In an address to about 250 Barbadians who braved high winds and bitingly cold temperatures, the coldest in 20 years, to attend the annual “cocktail sip,” a fundraising event organized by the Friends of Barbados, DLP Association, Stuart suggested that the sacrifices being made by Bajans at home as his government tried to shore up the economy were part of the everyday facts of life of people everywhere.
“Every human being in whatever [situation] he or she may find himself or herself has to meet particular struggles. Our struggles would be financial some [while other] people’s struggles are health-related,” was the way he put it. “Everybody has a narrative and life has to be fought. There is no gain without pain. If you don’t carry your cross you cannot appreciate what it is to wear a crown and therefore sacrifice is not a crime.”

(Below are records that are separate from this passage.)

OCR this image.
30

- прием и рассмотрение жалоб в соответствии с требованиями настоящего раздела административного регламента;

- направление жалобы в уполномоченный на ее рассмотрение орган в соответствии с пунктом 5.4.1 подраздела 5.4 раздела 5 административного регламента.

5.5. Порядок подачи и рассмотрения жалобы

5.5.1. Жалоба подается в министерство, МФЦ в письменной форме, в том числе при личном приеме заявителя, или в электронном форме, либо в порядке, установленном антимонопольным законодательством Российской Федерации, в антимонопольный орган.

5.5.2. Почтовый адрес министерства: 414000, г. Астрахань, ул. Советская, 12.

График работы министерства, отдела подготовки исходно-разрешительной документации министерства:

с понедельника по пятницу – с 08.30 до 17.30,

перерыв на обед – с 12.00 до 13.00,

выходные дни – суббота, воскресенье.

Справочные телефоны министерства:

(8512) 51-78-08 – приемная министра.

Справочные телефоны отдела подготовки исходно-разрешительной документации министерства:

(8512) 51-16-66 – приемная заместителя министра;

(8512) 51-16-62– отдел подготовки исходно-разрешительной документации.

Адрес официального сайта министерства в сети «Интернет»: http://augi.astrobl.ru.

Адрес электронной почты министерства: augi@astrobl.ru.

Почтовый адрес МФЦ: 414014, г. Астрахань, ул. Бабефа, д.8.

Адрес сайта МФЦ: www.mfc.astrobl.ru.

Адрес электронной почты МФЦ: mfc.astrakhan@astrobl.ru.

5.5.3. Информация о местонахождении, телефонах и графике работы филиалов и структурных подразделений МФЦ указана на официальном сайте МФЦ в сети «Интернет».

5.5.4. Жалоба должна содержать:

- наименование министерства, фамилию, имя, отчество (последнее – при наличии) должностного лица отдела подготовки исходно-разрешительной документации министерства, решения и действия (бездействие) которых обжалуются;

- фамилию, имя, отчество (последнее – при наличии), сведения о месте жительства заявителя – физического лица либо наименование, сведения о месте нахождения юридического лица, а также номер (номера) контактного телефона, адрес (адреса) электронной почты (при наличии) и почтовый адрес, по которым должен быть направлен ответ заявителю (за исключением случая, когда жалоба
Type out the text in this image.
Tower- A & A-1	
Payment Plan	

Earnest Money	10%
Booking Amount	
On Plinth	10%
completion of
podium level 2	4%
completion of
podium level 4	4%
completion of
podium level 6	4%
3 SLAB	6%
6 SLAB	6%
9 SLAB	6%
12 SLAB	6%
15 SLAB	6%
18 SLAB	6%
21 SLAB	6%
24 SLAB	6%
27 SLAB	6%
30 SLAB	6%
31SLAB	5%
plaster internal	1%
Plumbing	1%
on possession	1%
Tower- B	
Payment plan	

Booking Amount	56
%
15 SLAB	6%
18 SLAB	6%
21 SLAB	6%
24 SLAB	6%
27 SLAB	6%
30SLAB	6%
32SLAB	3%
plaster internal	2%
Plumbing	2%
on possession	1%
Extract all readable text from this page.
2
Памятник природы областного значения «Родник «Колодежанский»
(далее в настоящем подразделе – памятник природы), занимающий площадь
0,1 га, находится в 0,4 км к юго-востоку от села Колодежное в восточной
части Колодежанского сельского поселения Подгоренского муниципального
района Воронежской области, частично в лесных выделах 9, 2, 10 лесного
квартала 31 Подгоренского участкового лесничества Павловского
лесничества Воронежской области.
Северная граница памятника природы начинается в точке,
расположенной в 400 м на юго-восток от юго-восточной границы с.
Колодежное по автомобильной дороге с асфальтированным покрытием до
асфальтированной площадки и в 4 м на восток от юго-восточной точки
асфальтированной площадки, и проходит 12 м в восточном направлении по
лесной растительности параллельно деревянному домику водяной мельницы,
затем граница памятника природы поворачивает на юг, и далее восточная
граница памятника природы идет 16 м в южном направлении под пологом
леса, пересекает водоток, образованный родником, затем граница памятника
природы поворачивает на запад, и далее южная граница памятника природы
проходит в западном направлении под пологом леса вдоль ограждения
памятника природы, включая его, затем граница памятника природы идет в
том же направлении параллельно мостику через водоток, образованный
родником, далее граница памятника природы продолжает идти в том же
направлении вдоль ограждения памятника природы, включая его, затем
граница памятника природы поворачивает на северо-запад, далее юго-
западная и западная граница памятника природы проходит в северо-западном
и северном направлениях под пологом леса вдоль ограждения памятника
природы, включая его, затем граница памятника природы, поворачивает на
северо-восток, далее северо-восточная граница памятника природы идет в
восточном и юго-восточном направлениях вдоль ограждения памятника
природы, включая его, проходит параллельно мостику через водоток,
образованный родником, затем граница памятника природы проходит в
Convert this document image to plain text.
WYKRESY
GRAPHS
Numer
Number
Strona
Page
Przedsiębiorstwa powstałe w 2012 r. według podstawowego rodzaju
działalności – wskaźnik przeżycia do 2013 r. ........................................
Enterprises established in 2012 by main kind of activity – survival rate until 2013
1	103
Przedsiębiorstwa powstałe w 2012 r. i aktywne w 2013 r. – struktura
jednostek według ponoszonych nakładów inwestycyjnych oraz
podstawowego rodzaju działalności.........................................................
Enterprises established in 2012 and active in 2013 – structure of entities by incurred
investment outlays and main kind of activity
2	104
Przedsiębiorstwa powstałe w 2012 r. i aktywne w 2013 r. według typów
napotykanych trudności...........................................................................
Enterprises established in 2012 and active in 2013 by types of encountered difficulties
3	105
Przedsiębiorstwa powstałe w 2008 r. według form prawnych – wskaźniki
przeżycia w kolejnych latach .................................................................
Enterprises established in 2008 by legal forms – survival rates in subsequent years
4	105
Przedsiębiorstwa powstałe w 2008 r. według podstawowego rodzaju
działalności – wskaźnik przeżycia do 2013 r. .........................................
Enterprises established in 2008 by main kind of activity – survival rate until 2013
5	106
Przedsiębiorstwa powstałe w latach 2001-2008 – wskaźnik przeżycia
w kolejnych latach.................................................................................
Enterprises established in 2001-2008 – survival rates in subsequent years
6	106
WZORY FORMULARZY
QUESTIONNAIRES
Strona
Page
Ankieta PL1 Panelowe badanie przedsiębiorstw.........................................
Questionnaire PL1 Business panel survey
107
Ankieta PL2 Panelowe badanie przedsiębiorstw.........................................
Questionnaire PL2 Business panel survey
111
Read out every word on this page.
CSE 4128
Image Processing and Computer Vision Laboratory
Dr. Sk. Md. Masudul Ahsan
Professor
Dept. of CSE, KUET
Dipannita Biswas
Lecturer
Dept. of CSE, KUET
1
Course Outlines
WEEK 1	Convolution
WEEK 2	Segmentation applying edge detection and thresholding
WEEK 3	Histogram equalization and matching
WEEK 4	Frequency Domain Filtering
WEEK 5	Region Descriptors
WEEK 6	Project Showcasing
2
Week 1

Stuart said that in the almost 50 years of independence, about 25 years of which were under different DLP administrations significant social and economic development had been recorded, more so than in any other English-speaking Caribbean country.
“There is no promise anywhere that we should have all of the development and no sorrow,” he said. “That was never destined for us. But we have to make sure that we use today in such a way that tomorrow is always better. That is what the government over which I preside is doing in Barbados. That is what it will continue to do as long as I am Prime Minister of Barbados and of course that is what it has done when Barbados was presided over by all of my predecessors, my six predecessors. That is what I hope will happen 20 years from now when I am not Prime Minister anymore.”
Stuart was quick to dismiss as “not true” any suggestion that the country was on a downward spiral, “unravelling” and that the currency was going to be devalued.
“It is alarmist and it is as a result of a coterie of persons whose only vocation is to try to spread alarm and despondency wherever they can and wherever they can because they believe in economic witchcraft and practice economic necromancy,” he charged.
The Prime Minister said that it had taken the UK seven years to overcome the impact of the recession and Barbados, a small and vulnerable economy was trying to weather that global storm.